I spoke with my wife, a professional psychologist, about this thread and about my comments above. Her response was that the notion of "Women are better at multi-tasking" is simply an urban myth, supposedly supported by not-very accurate pseudo-scientific commentaries about differences between male & female brain structure, but in fact there is little or no genuine scientific evidence of significant gender-based as compared to individual differences in abilities to switch rapidly & effectively between different tasks, or what is informally called "multi-tasking". Oops, my mistake.
So, if there are genuine differences in quality (and therefore productivity & profitability) between companies with male vs female CEO's (as Karen Rubin's work seems to suggest), then the reason is not due to multi-tasking abilities, and so we must look elsewhere for the cause. My wife's professional viewpoint is that there are potentially two main contributing factors, as follows:
1) Women ARE better than men at networking and at group communication, and this is likely to be far more significant in a corporate leadership context than my naieve notions about multi-tasking. My wife believes that differences between men & women in their group communication skills & styles is likely to have a significant impact on organizational dynamics, and in particular on the potential level of satisfaction of employees within organizations, and this may well be reflected in employee attrition rates as a potential (inverse) predictor of productivity and therefore profitability.
2) There have been significant changes over the years in the way that girls have been brought up as compared to boys.

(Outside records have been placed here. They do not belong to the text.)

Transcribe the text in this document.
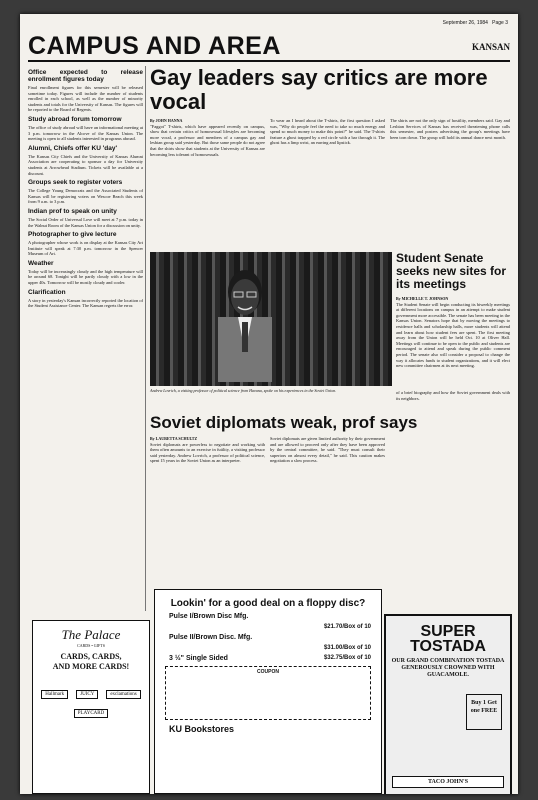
September 26, 1984 Page 3
CAMPUS AND AREA	KANSAN
Office expected to release enrollment figures today

Final enrollment figures for this semester will be released sometime today. Figures will include the number of students enrolled in each school, as well as the number of minority students and totals for the University of Kansas. The figures will be reported to the Board of Regents.

Study abroad forum tomorrow

The office of study abroad will have an informational meeting at 3 p.m. tomorrow in the Alcove of the Kansas Union. The meeting is open to all students interested in programs abroad.

Alumni, Chiefs offer KU 'day'

The Kansas City Chiefs and the University of Kansas Alumni Association are cooperating to sponsor a day for University students at Arrowhead Stadium. Tickets will be available at a discount.

Groups seek to register voters

The College Young Democrats and the Associated Students of Kansas will be registering voters on Wescoe Beach this week from 9 a.m. to 3 p.m.

Indian prof to speak on unity

The Social Order of Universal Love will meet at 7 p.m. today in the Walnut Room of the Kansas Union for a discussion on unity.

Photographer to give lecture

A photographer whose work is on display at the Kansas City Art Institute will speak at 7:30 p.m. tomorrow in the Spencer Museum of Art.

Weather

Today will be increasingly cloudy and the high temperature will be around 68. Tonight will be partly cloudy with a low in the upper 40s. Tomorrow will be mostly cloudy and cooler.

Clarification

A story in yesterday's Kansan incorrectly reported the location of the Student Assistance Center. The Kansan regrets the error.

Gay leaders say critics are more vocal
By JOHN HANNA
"Faggot" T-shirts, which have appeared recently on campus, show that certain critics of homosexual lifestyles are becoming more vocal, a professor and members of a campus gay and lesbian group said yesterday. But those same people do not agree that the shirts show that students at the University of Kansas are becoming less tolerant of homosexuals.
To wear an I heard about the T-shirts, the first question I asked was, "Why do people feel the need to take so much energy and spend so much money to make this point?" he said. The T-shirts feature a ghost trapped by a red circle with a bar through it. The ghost has a limp wrist, an earring and lipstick.
The shirts are not the only sign of hostility, members said. Gay and Lesbian Services of Kansas has received threatening phone calls this semester, and posters advertising the group's meetings have been torn down. The group will hold its annual dance next month.
Andrew Lovrich, a visiting professor of political science from Havana, spoke on his experiences in the Soviet Union.	of a brief biography and how the Soviet government deals with its neighbors.
Student Senate seeks new sites for its meetings
By MICHELLE T. JOHNSON
The Student Senate will begin conducting its biweekly meetings at different locations on campus in an attempt to make student government more accessible. The senate has been meeting in the Kansas Union. Senators hope that by moving the meetings to residence halls and scholarship halls, more students will attend and learn about how student fees are spent. The first meeting away from the Union will be held Oct. 10 at Oliver Hall. Meetings will continue to be open to the public and students are encouraged to attend and speak during the public comment period. The senate also will consider a proposal to change the way it allocates funds to student organizations, and it will elect new committee chairmen at its next meeting.
Soviet diplomats weak, prof says
By LAURETTA SCHULTZ
Soviet diplomats are powerless to negotiate and working with them often amounts to an exercise in futility, a visiting professor said yesterday. Andrew Lovrich, a professor of political science, spent 15 years in the Soviet Union as an interpreter.
Soviet diplomats are given limited authority by their government and are allowed to proceed only after they have been approved by the central committee, he said. "They must consult their superiors on almost every detail," he said. This caution makes negotiation a slow process.
The Palace
CARDS • GIFTS
CARDS, CARDS,
AND MORE CARDS!
Hallmark	JUICY	exclamations PLAYCARD
Lookin' for a good deal on a floppy disc?
Pulse I/Brown Disc Mfg.
$21.70/Box of 10
Pulse II/Brown Disc. Mfg.
$31.00/Box of 10
3 ½" Single Sided	$32.75/Box of 10
COUPON
KU Bookstores
SUPER TOSTADA
OUR GRAND COMBINATION TOSTADA GENEROUSLY CROWNED WITH GUACAMOLE.
Buy 1 Get one FREE
TACO JOHN'S
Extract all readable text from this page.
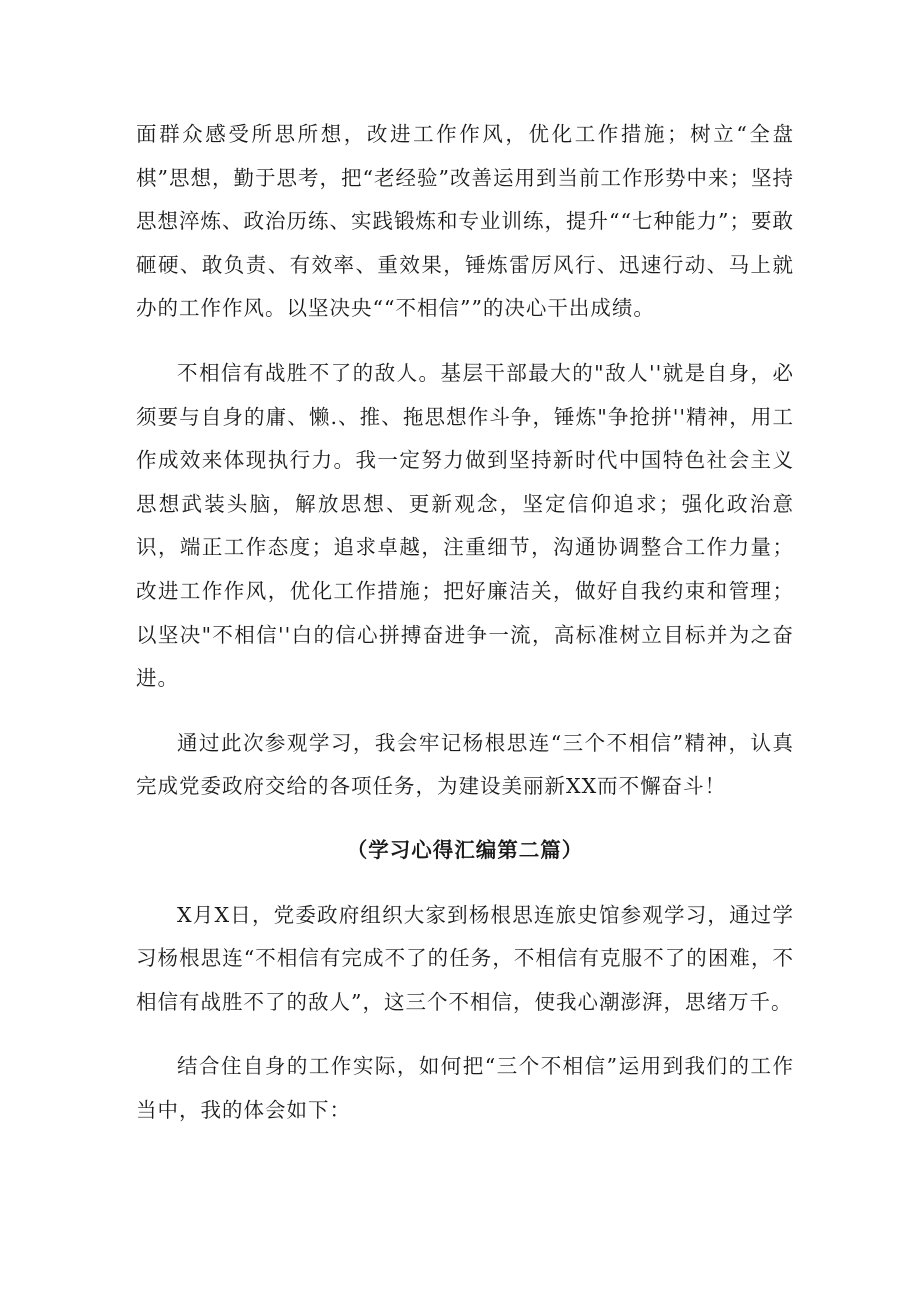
面群众感受所思所想，改进工作作风，优化工作措施；树立“全盘棋”思想，勤于思考，把“老经验”改善运用到当前工作形势中来；坚持思想淬炼、政治历练、实践锻炼和专业训练，提升““七种能力”；要敢砸硬、敢负责、有效率、重效果，锤炼雷厉风行、迅速行动、马上就办的工作作风。以坚决央““不相信””的决心干出成绩。

不相信有战胜不了的敌人。基层干部最大的"敌人''就是自身，必须要与自身的庸、懒.、推、拖思想作斗争，锤炼"争抢拼''精神，用工作成效来体现执行力。我一定努力做到坚持新时代中国特色社会主义思想武装头脑，解放思想、更新观念，坚定信仰追求；强化政治意识，端正工作态度；追求卓越，注重细节，沟通协调整合工作力量；改进工作作风，优化工作措施；把好廉洁关，做好自我约束和管理；以坚决"不相信''白的信心拼搏奋进争一流，高标准树立目标并为之奋进。

通过此次参观学习，我会牢记杨根思连“三个不相信”精神，认真完成党委政府交给的各项任务，为建设美丽新XX而不懈奋斗！

（学习心得汇编第二篇）

X月X日，党委政府组织大家到杨根思连旅史馆参观学习，通过学习杨根思连“不相信有完成不了的任务，不相信有克服不了的困难，不相信有战胜不了的敌人”，这三个不相信，使我心潮澎湃，思绪万千。

结合住自身的工作实际，如何把“三个不相信”运用到我们的工作当中，我的体会如下：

Specifically, back in the 1950's (corresponding to the older generation of current CEOs), boys were generally taught that potentially they could do anything, whereas girls had far more limited career opportunities. As this situation has improved over time, we see larger numbers of women in senior positions now, but generally there is not only an age difference, but also a generational outlook difference between "typical" male & female CEOs.
Based on these suggestions & comments, it is likely that in addition to just CEO gender, it would be worthwhile to look further at two other pieces of corporate data that should be easily available, namely:
1) Employee satisfaction (or lack of), as measured by employee attrition rate (which might or might not be related to CEO gender), and
2) Year of birth of the CEO, as indicative of generational changes in outlook.
By considering employee attrition rates and CEO's year of birth, it may be possible to reduce bias effects and thereby significantly strengthen the findings of this study, as well as uncovering other hidden factors in addition to just the gender of the CEO.